Nous devons consacrer notre énergie non pas à le défendre ni même à l'expliquer - mais surtout à défendre nos revendications pour de futures avancées.
Bien sur dès que les loups nationalistes sortent du bois il faut les combattre, car c'est à l'idée européenne qu'ils s'attaquent systématiquement, sous le couvert de critiquer tel ou tel texte. On les connaît et on les reconnaîts.
Ecrit par : valéry | 01.11.2007
On nous demandera de l'expliquer... pas forcément de le défendre.
Je suis allé à une fête l'autre jour organisée par la Confédération étudiante. Ceux qui connaissaient mon engagement européen sont venus me voir pour me demander de faire le point.

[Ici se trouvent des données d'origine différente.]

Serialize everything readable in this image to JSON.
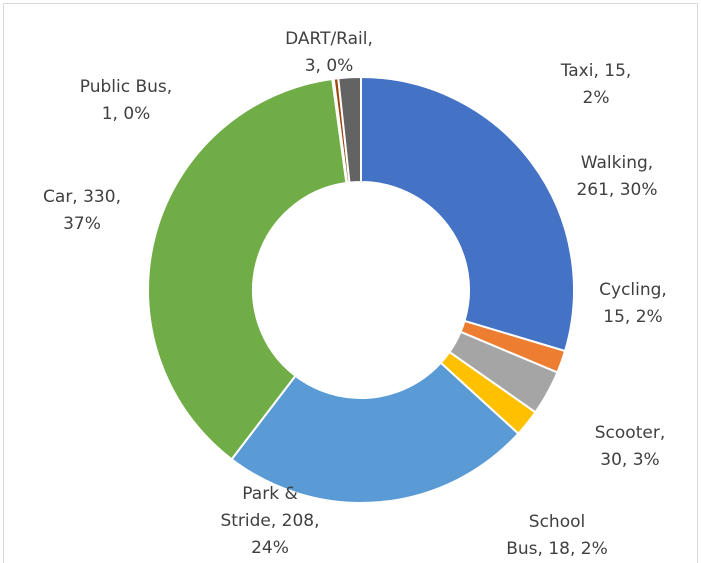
{
  "chart_data": {
    "type": "donut",
    "categories": [
      "Walking",
      "Cycling",
      "Scooter",
      "School Bus",
      "Park & Stride",
      "Car",
      "Public Bus",
      "DART/Rail",
      "Taxi"
    ],
    "values": [
      261,
      15,
      30,
      18,
      208,
      330,
      1,
      3,
      15
    ],
    "value_labels": [
      [
        "Walking,",
        "261, 30%"
      ],
      [
        "Cycling,",
        "15, 2%"
      ],
      [
        "Scooter,",
        "30, 3%"
      ],
      [
        "School",
        "Bus, 18, 2%"
      ],
      [
        "Park &",
        "Stride, 208,",
        "24%"
      ],
      [
        "Car, 330,",
        "37%"
      ],
      [
        "Public Bus,",
        "1, 0%"
      ],
      [
        "DART/Rail,",
        "3, 0%"
      ],
      [
        "Taxi, 15,",
        "2%"
      ]
    ],
    "colors": [
      "#4472c4",
      "#ed7d31",
      "#a5a5a5",
      "#ffc000",
      "#5b9bd5",
      "#70ad47",
      "#264478",
      "#9e480e",
      "#636363"
    ]
  }
}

Les grandes lignes sont celles que tu cites mais il nous faut quand même être capable d'expliquer pourquoi nous souhaitons qu'il passe alors que nous n'en sommes pas contents...
Comme dit le Communiqué de presse des JE : un traité vraiment difficile à simplifier...
Ecrit par : Fabien | 02.11.2007
C'est moins le Traité qui est compliqué... que notre état d'esprit à son égard : entre honteux soulagement du ''déblocage'' et nombreuses déceptions à l'égard du texte obtenu. Difficile à simplifier, je ne sais pas (drôle de titre pour un CdP...) mais difficile à expliquer (et nous avec...), sûrement.
Pour le reste, nulle crainte à avoir : ce traité, personne ne nous demandera jamais de l'expliquer. L'ennui, c'est que tout le monde retiendra surtout de cette affaire qu'un tel traité a été négocié en catimini et dans le dos des opinions publiques.
En procédant ainsi, on coupe l'Europe (censée être un phare de la démocratie...), d'un lien direct avec ses propres citoyens. C'est là une très grave erreur.
Il y avait bien une porte de sortie : c'est que l'on donne clairement mandat aux futurs députés européens de fixer les institutions. Ainsi, le lien entre populations et institutions aurait était créé, notamment à travers une campagne électorale.
Mais là, procéder de la sorte, c'est, au mieux de l'aveuglement de la part des européistes conservateurs, au pire du sabordage de la part des national-eurosceptiques réactionnaires...
Ecrit par : Ronan | 07.11.2007
Un traité de259 pages, c'estquand mêmesource de bonnes prises de têtes pour les étudiants en droit communautaire...
Imagine si quelqun te demande les changements pour le Parlement européen : tu les donnes mais il va falloir lui dire que ce ne sera pas applicable avant 2014, voir 2017...
Bref, pour un Traité simplifié...
Ecrit par : Fabien | 08.11.2007
Bah, on aurait pu faire exactement les mêmes reproches au Traité précédant. c'est d'ailleurs en partie l'épaisseur et la complexité de l' ''annuaire'' soumis à leur réflexion (et quinze ans sans aucune pédagogie européenne depuis la campagne de 1992) qui (sans parler même de l'impopularité de nos gouvernants d'alors et de certains ''mensonges'' de campagne) ont plombé la campagne référendaire.
Cela dit, l'inquiétude de nos contemporains dépasse désormais le simple fait que le document soit épais et complètement illisible (effectivement). Aujourd'hui, ce qu'ils retiennent avant toute chose, c'est que tout cela a - une nouvelle fois - été négocié dans leur dos et sans eux.
Après ça, en cas de référendum (indépendamment de la ''qualité'' du texte obtenu) : soit la lassitude l'emporte, soit on aura 65% de NON.